There aren’t many things that make me happier than the sound of a Diet Coke can clicking open.
Or Diet Mountain Dew, Diet Sunkist or Diet Wild Cherry Pepsi.
The truth is I love diet soda. The feel of that cool carbonation trickling down my throat paired with its cheap caffeine thrill make me way happier than any kid has ever been in any candy store.
So recent conversation among politicians about taxing soda is just about enough to make me want to litter Capitol Hill with two liters.
Although Congress hasn’t put anything into legislation, discussion of the tax has escalated, peaking with Obama sharing his support for it in this month’s issue of Men’s Health magazine.
And it’s not just soda our politicians are pinning– it’s all sugar-sweetened beverages. And while my beloved diet soda is of debate for inclusion due to the delightful fact it has zero calories, fruit drinks from concentrate and any other liquid known to provide a sugar-buzz are on the list as definites.

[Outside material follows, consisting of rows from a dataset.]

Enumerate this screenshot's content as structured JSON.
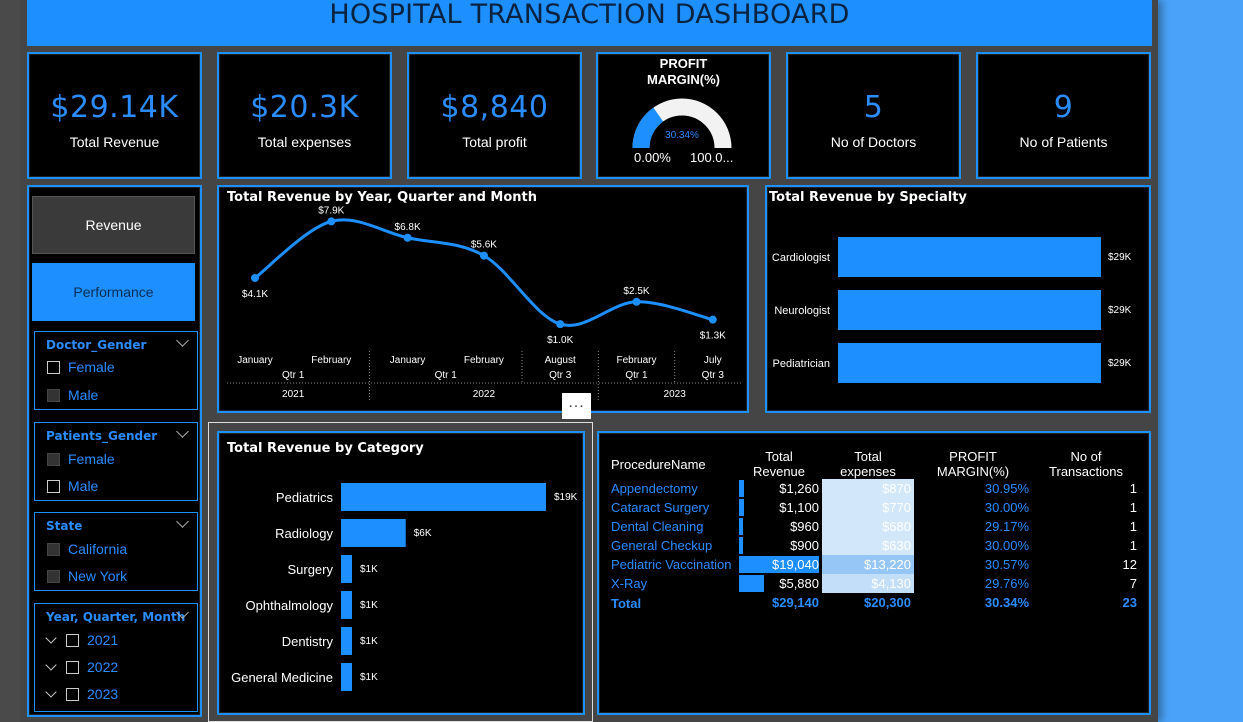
{
  "header": {
    "title": "HOSPITAL TRANSACTION DASHBOARD"
  },
  "kpis": [
    {
      "value": "$29.14K",
      "label": "Total Revenue"
    },
    {
      "value": "$20.3K",
      "label": "Total expenses"
    },
    {
      "value": "$8,840",
      "label": "Total profit"
    },
    {
      "value": "5",
      "label": "No of Doctors"
    },
    {
      "value": "9",
      "label": "No of Patients"
    }
  ],
  "gauge": {
    "title_line1": "PROFIT",
    "title_line2": "MARGIN(%)",
    "value_label": "30.34%",
    "value": 30.34,
    "min_label": "0.00%",
    "max_label": "100.0...",
    "fill_color": "#1e8fff",
    "track_color": "#f2f2f2"
  },
  "buttons": {
    "revenue": "Revenue",
    "performance": "Performance"
  },
  "slicers": {
    "doctor_gender": {
      "title": "Doctor_Gender",
      "options": [
        "Female",
        "Male"
      ]
    },
    "patients_gender": {
      "title": "Patients_Gender",
      "options": [
        "Female",
        "Male"
      ]
    },
    "state": {
      "title": "State",
      "options": [
        "California",
        "New York"
      ]
    },
    "year": {
      "title": "Year, Quarter, Month",
      "options": [
        "2021",
        "2022",
        "2023"
      ]
    }
  },
  "more_options": "...",
  "table": {
    "headers": [
      "ProcedureName",
      "Total Revenue",
      "Total expenses",
      "PROFIT MARGIN(%)",
      "No of Transactions"
    ],
    "rows": [
      {
        "name": "Appendectomy",
        "revenue": "$1,260",
        "revenue_value": 1260,
        "expenses": "$870",
        "expenses_value": 870,
        "margin": "30.95%",
        "count": "1"
      },
      {
        "name": "Cataract Surgery",
        "revenue": "$1,100",
        "revenue_value": 1100,
        "expenses": "$770",
        "expenses_value": 770,
        "margin": "30.00%",
        "count": "1"
      },
      {
        "name": "Dental Cleaning",
        "revenue": "$960",
        "revenue_value": 960,
        "expenses": "$680",
        "expenses_value": 680,
        "margin": "29.17%",
        "count": "1"
      },
      {
        "name": "General Checkup",
        "revenue": "$900",
        "revenue_value": 900,
        "expenses": "$630",
        "expenses_value": 630,
        "margin": "30.00%",
        "count": "1"
      },
      {
        "name": "Pediatric Vaccination",
        "revenue": "$19,040",
        "revenue_value": 19040,
        "expenses": "$13,220",
        "expenses_value": 13220,
        "margin": "30.57%",
        "count": "12"
      },
      {
        "name": "X-Ray",
        "revenue": "$5,880",
        "revenue_value": 5880,
        "expenses": "$4,130",
        "expenses_value": 4130,
        "margin": "29.76%",
        "count": "7"
      }
    ],
    "total": {
      "name": "Total",
      "revenue": "$29,140",
      "expenses": "$20,300",
      "margin": "30.34%",
      "count": "23"
    }
  },
  "chart_data": [
    {
      "type": "line",
      "title": "Total Revenue by Year, Quarter and Month",
      "x": [
        "January",
        "February",
        "January",
        "February",
        "August",
        "February",
        "July"
      ],
      "quarters": [
        "Qtr 1",
        "Qtr 1",
        "Qtr 3",
        "Qtr 1",
        "Qtr 3"
      ],
      "years": [
        "2021",
        "2022",
        "2023"
      ],
      "values": [
        4100,
        7900,
        6800,
        5600,
        1000,
        2500,
        1300
      ],
      "labels": [
        "$4.1K",
        "$7.9K",
        "$6.8K",
        "$5.6K",
        "$1.0K",
        "$2.5K",
        "$1.3K"
      ],
      "color": "#1e8fff",
      "grid": false
    },
    {
      "type": "bar",
      "orientation": "horizontal",
      "title": "Total Revenue by Specialty",
      "categories": [
        "Cardiologist",
        "Neurologist",
        "Pediatrician"
      ],
      "values": [
        29000,
        29000,
        29000
      ],
      "labels": [
        "$29K",
        "$29K",
        "$29K"
      ],
      "color": "#1e8fff"
    },
    {
      "type": "bar",
      "orientation": "horizontal",
      "title": "Total Revenue by Category",
      "categories": [
        "Pediatrics",
        "Radiology",
        "Surgery",
        "Ophthalmology",
        "Dentistry",
        "General Medicine"
      ],
      "values": [
        19000,
        6000,
        1000,
        1000,
        1000,
        1000
      ],
      "labels": [
        "$19K",
        "$6K",
        "$1K",
        "$1K",
        "$1K",
        "$1K"
      ],
      "color": "#1e8fff"
    }
  ]
}
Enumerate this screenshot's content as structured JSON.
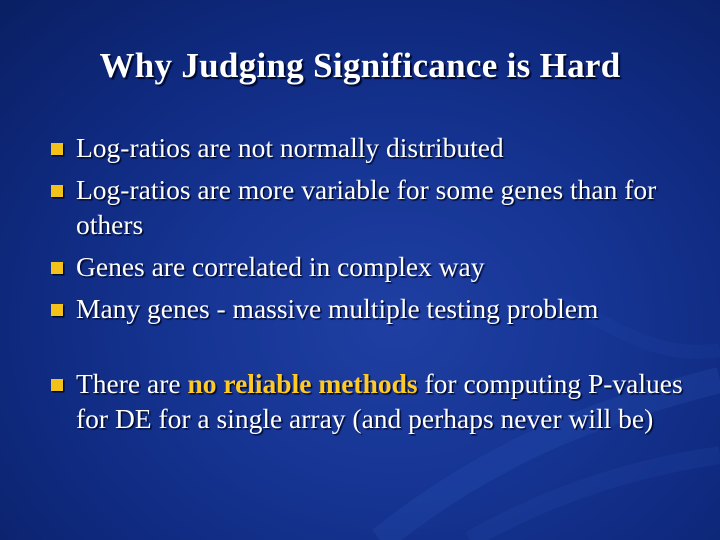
{
  "slide": {
    "title": "Why Judging Significance is Hard",
    "bullets": [
      {
        "text": "Log-ratios are not normally distributed"
      },
      {
        "text": "Log-ratios are more variable for some genes than for others"
      },
      {
        "text": "Genes are correlated in complex way"
      },
      {
        "text": "Many genes - massive multiple testing problem"
      }
    ],
    "last_bullet": {
      "before": "There are ",
      "highlight": "no reliable methods",
      "after": " for computing P-values for DE for a single array (and perhaps never will be)"
    }
  },
  "colors": {
    "background": "#163594",
    "text": "#ffffff",
    "bullet_marker": "#f2c21b",
    "highlight": "#ffc926"
  },
  "icons": {
    "bullet_marker": "square-bullet-icon"
  }
}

Politicians say the goal of the effort would be to decrease obesity, but they’re also admitting it’d help gather more money for the proposed health care plan and our country’s deficit.
Now, I didn’t vote for Ron Paul, but the reasonings behind this proposal have me screaming ‘Not in my backyard.’
If our government was concerned about obesity, it could build gyms and playgrounds. This would put people to work. Lack of jobs is surely a bigger concern in America than my stomach being bloated right now from four Diet Code Red Mountain Dews.
The only thing taxing guilty pleasures will do is tick people off.
A recent survey conducted by ABC shows that while most doctors support the tax, most citizens are against it.
And that’s because diet is not a part of the American life that should be governmentally-regulated.
The whole point of a free country is the ability to choose. There isn’t a single choice we make more often than what to fuel our bodies with.
And even if the tax were to go through, there is already evidence to show it would not provide health-related        benefits.
Arkansas and West Virginia are the only states that currently tax soda, however, according to the Center for Disease Control, these are two of the states with the highest obesity rates.
Also, across the country, the sale of regular sodas has decreased 9.6 percent since 2000, according to the American Beverage Association.
Cutting liquid calories is one of the easiest ways for an individual to diet, which further shows that while this proposal says it stands to help our health, it’s really only to help our health care plan.
“If your goal is to reduce obesity, this won’t work, because most people won’t stop drinking soda,” said Richard Williams, managing director of the regulatory studies program and government accountability project at the Mercatus Center at George Mason University to ABC.
“You can’t change people’s taste buds,” he said. “I don’t think it’s necessarily true that the poor haven’t heard that water’s cheaper than soda.”
Any soda drinkers are pretty committed. I’m confident my ability to down a 12-pack quicker than any fraternity guy can shotgun 12 beers isn’t going to take a backseat anytime soon.
So sure, American government, if we’re taxing out of desperation these days, please continue with the tax. I’m sure it will provide a ton of money, from my own pockets if nowhere else.
But be honest about it. Don’t say you’re taxing for our own betterment. Don’t try to convince me you’re doing this for my own good. There is nothing good about my caffeine levels being low.
Emily Regenold is a senior journalism major from Cincinnati. She is the Scout managing editor.